Organic carbon content of the black shales at Bendigo varies from 0.2 to 2 wt%, compared to the grey shales, siltstones and sandstones, which vary from 0.05 to 0.2 wt %. Trace elements fall into two main groups; 1) elements that have a linear relationship with aluminium, and are controlled by the detrital clay content (Sn, Ba, Rb, Li, Cs, Mn, Cr and Tl), and 2) elements that show relationships with both aluminium and organic carbon (V, U, Ni, Zn, Cu, Bi, Pb, Se, Ag and Au) and are controlled by both the clay and organic matter content in the carbonaceous shales. The second group of elements are enriched in the black shale facies.

The background gold content of the black shales in the drill holes distal from mineralisation averages 8.9 ppb, compared to the sandstones with 1.5 ppb. Most of the gold in the shales is present in diagenetic pyrite and marcasite, which LA-ICPMS analyses indicate, varies from 5 to 3,850 ppb and averages 370 ppb Au. The geochemical data suggest that this syngenetic gold was most likely sourced by erosion of the hinterland, and transported attached to detrital clay particles or as colloidal
gold, by a high volume feeder river system. High Rb/K ratios in the shales support a highly weathered source typical of a giant river system. By analogy with modern systems, following transport into deep marine channel levee-complexes via continental margin canyons, gold and other redox sensitive trace elements were ultimately trapped by reduction, adsorption and complexation with organic matter in the sub-oxic to anoxic over-bank deposits. Oxidation of much of the organic matter during diagenesis, released the gold and certain trace elements (Ni, Co, Se, Ag, Cu, Bi, Pb), which became incorporated into diagenetic pyrite.

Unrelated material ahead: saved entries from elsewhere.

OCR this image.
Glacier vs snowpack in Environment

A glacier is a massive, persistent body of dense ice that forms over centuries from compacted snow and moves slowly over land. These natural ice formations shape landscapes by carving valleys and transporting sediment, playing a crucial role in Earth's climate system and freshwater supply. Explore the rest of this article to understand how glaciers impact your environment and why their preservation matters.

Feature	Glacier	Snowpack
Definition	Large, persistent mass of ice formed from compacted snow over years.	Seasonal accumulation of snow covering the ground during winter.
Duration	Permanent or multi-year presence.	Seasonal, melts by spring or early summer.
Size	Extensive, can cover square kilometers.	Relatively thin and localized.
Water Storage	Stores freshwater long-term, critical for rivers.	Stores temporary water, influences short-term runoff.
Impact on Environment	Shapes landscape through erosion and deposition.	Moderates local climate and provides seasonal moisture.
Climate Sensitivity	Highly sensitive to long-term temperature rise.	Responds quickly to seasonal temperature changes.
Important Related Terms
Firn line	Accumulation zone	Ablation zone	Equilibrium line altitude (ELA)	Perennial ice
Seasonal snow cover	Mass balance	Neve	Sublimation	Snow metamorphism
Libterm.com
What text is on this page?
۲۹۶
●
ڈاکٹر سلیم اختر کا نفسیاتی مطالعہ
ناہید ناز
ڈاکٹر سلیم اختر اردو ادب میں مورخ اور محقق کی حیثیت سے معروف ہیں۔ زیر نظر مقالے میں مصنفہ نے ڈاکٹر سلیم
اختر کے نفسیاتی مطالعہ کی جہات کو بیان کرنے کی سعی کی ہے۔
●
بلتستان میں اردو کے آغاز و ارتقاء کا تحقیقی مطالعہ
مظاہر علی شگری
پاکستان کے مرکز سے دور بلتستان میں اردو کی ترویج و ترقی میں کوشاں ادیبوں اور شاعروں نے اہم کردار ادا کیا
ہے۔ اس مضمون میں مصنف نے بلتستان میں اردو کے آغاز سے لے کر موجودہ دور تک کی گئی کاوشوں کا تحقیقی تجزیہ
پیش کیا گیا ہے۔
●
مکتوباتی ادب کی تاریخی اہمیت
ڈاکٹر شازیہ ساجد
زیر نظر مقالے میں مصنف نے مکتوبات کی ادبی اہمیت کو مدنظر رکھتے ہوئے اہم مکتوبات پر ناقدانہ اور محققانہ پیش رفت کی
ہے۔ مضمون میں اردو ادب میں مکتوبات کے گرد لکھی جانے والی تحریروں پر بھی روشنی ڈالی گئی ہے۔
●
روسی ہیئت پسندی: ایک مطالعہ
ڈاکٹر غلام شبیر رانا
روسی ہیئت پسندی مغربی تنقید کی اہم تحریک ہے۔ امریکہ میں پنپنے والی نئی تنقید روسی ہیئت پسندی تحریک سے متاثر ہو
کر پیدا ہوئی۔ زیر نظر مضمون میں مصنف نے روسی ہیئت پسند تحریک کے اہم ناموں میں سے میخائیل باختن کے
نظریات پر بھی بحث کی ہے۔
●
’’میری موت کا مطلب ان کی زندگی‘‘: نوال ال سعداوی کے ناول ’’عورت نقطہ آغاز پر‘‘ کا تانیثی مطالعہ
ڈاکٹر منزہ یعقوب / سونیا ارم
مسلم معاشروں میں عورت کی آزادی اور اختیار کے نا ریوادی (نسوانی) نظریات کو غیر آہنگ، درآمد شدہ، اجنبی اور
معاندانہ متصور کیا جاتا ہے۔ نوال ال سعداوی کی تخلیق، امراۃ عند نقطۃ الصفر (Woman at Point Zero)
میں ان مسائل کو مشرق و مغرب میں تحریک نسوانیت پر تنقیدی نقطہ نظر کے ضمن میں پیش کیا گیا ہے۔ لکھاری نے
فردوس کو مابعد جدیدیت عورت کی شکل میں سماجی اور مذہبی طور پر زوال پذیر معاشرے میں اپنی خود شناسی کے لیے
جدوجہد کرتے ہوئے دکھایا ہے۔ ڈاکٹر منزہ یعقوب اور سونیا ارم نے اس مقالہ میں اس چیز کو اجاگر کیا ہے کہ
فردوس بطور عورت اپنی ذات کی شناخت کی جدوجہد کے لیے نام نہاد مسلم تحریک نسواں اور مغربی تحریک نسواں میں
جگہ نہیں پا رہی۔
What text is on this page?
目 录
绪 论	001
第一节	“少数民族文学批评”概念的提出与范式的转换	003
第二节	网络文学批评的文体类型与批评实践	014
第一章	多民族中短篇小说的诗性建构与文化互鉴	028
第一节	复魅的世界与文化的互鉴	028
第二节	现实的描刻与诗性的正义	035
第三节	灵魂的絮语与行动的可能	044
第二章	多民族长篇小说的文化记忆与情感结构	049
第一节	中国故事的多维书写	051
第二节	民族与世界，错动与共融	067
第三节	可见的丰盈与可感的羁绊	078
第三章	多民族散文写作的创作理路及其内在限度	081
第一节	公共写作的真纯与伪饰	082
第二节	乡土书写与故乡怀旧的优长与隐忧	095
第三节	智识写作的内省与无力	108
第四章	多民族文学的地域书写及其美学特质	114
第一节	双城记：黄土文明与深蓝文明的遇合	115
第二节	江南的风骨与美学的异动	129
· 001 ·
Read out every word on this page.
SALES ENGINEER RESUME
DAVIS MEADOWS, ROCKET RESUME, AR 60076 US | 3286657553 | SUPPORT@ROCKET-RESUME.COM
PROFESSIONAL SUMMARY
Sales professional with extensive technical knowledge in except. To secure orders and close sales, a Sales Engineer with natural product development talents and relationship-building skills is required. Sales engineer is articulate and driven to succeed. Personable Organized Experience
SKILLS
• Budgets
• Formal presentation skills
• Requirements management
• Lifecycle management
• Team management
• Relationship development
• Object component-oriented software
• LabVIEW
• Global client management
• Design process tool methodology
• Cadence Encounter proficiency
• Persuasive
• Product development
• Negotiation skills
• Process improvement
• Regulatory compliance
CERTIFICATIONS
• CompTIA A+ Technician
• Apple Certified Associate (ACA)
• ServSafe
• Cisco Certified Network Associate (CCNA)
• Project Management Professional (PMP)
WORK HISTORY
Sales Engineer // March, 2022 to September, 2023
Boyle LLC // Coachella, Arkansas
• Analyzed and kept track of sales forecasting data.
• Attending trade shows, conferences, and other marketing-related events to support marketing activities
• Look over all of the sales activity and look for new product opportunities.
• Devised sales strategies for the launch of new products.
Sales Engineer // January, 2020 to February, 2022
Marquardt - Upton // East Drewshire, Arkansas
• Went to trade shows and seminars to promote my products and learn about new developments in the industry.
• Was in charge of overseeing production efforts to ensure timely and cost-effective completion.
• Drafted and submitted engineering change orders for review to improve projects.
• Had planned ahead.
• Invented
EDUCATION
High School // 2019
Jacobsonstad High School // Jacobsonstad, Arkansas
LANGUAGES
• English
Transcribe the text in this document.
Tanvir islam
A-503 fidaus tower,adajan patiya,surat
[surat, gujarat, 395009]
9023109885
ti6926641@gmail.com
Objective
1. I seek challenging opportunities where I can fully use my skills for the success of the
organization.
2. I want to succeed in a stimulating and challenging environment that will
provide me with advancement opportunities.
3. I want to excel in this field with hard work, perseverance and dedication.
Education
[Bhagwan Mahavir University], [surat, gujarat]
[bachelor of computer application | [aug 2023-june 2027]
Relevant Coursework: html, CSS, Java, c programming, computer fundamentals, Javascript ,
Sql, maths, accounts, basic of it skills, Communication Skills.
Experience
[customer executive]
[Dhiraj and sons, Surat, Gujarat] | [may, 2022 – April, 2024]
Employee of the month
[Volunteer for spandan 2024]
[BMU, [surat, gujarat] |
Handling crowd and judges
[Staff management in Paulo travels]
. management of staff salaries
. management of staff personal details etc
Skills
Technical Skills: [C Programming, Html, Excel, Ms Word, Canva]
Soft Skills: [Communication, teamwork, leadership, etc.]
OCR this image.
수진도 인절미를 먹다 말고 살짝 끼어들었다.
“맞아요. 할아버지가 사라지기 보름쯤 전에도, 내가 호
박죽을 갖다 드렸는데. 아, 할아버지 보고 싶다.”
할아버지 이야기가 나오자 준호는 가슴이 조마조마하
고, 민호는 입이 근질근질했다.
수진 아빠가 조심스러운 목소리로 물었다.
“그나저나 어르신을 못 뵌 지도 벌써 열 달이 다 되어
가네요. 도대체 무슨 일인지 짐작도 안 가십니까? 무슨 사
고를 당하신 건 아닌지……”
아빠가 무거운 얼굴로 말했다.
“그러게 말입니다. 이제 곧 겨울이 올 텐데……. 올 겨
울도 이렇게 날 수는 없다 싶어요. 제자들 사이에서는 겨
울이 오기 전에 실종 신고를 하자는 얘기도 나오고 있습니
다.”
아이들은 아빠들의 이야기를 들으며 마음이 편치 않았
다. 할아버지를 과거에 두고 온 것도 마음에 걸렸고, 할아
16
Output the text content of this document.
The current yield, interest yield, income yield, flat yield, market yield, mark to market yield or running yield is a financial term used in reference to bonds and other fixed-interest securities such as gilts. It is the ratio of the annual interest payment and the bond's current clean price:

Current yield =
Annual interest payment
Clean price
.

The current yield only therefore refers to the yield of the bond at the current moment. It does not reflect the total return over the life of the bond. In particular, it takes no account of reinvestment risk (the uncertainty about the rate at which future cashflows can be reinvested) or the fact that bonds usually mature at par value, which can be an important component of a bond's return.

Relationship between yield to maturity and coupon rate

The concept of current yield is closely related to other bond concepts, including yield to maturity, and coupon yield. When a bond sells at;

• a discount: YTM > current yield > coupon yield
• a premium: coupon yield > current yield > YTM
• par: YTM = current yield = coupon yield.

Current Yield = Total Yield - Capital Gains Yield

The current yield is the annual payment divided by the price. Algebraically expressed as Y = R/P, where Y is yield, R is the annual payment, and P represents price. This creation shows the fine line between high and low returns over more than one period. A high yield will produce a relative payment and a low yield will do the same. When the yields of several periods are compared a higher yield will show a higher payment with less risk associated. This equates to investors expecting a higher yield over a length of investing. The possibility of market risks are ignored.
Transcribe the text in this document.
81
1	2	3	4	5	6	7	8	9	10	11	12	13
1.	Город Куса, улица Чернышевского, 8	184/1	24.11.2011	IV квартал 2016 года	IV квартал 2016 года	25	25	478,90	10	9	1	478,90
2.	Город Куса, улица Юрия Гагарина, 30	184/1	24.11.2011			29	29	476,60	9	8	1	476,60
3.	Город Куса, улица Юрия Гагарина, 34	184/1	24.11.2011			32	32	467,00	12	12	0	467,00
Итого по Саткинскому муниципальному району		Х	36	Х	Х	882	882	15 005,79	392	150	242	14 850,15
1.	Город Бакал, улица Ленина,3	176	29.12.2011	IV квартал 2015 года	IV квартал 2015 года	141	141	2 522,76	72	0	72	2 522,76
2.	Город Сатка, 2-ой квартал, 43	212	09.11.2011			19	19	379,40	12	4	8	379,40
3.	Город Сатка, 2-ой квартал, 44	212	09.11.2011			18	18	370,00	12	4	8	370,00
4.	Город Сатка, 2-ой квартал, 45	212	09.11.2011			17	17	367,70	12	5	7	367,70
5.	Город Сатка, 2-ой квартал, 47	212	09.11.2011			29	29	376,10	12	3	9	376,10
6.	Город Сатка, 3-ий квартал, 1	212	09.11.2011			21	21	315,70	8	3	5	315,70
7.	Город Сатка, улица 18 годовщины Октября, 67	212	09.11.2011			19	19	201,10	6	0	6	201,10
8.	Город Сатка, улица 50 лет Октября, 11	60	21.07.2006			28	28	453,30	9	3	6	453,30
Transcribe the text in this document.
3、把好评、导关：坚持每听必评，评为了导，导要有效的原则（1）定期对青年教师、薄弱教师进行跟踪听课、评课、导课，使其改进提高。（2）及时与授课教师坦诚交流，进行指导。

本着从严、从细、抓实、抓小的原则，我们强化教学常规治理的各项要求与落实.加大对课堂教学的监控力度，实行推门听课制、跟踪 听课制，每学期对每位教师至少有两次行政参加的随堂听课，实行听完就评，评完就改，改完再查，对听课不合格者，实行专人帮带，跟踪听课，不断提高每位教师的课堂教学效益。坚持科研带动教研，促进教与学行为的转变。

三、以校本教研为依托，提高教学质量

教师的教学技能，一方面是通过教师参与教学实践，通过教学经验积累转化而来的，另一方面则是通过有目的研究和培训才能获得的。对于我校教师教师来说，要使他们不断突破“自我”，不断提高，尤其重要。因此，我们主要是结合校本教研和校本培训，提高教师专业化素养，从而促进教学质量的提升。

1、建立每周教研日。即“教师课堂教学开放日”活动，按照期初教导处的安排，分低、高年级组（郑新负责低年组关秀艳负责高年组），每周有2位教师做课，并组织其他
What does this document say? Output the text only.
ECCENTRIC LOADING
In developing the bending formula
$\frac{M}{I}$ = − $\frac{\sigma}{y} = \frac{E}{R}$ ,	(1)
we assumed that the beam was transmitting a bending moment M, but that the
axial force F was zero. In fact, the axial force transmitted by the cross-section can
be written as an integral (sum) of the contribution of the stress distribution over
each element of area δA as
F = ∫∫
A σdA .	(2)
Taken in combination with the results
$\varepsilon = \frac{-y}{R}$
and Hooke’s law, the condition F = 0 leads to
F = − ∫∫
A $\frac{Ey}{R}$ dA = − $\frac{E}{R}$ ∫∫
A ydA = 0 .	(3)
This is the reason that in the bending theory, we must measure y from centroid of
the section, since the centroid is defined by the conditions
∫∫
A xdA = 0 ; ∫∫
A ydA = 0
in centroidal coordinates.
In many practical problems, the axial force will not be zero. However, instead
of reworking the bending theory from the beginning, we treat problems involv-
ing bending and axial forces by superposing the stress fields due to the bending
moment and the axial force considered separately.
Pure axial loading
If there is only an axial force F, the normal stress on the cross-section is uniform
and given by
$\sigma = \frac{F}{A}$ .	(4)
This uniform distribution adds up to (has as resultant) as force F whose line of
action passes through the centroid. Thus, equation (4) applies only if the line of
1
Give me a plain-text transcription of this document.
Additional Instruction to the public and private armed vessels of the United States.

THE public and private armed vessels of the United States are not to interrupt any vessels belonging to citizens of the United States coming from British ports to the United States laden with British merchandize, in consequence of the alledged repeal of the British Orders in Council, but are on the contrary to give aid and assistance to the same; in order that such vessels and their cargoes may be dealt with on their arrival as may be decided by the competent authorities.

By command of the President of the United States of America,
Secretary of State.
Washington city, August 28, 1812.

Enrichment of gold in diagenetic pyrite of the black shale facies of the Ordovician turbidites at Bendigo was the first stage in a two-stage process that produced the world-class quartz-gold saddle reef deposits.

About the Speaker

Ross Large is a Distinguished Professor of Geology at the University of Tasmania, and the recent past Director of CODES, the ARC Centre of Excellence in Ore Deposits. Ross gained his BSc (Hons) from the University of Tasmania in 1969 and PhD from University of New England in 1973. For ten years Ross worked for Geopeko in mineral exploration in Northern Territory, Queensland and Tasmania. In 1984 he joined the University of Tasmania, and five years later established CODES as a National Key Centre jointly funded by the Australian Research Council, University of Tasmania, the Mining Industry and the State Government. Under his leadership CODES has grown to become recognized as one of the top industry collaborative ore deposit research centers in the world. Ross has over 100 publications in international journals and has gained a number of awards for his research, including the 1983 SEG Lindgren Award, 1989 AusIMM Presidents Award, 2005 Haddon King Medal from AAS, 2010 SEG Silver Medal and the 2011 BJ Skinner Award. He was made a Distinguished Professor at UTAS in 2007. His current research interests are sediment-hosted gold deposits and evolution of the chemistry of the oceans relative to marine ore deposits.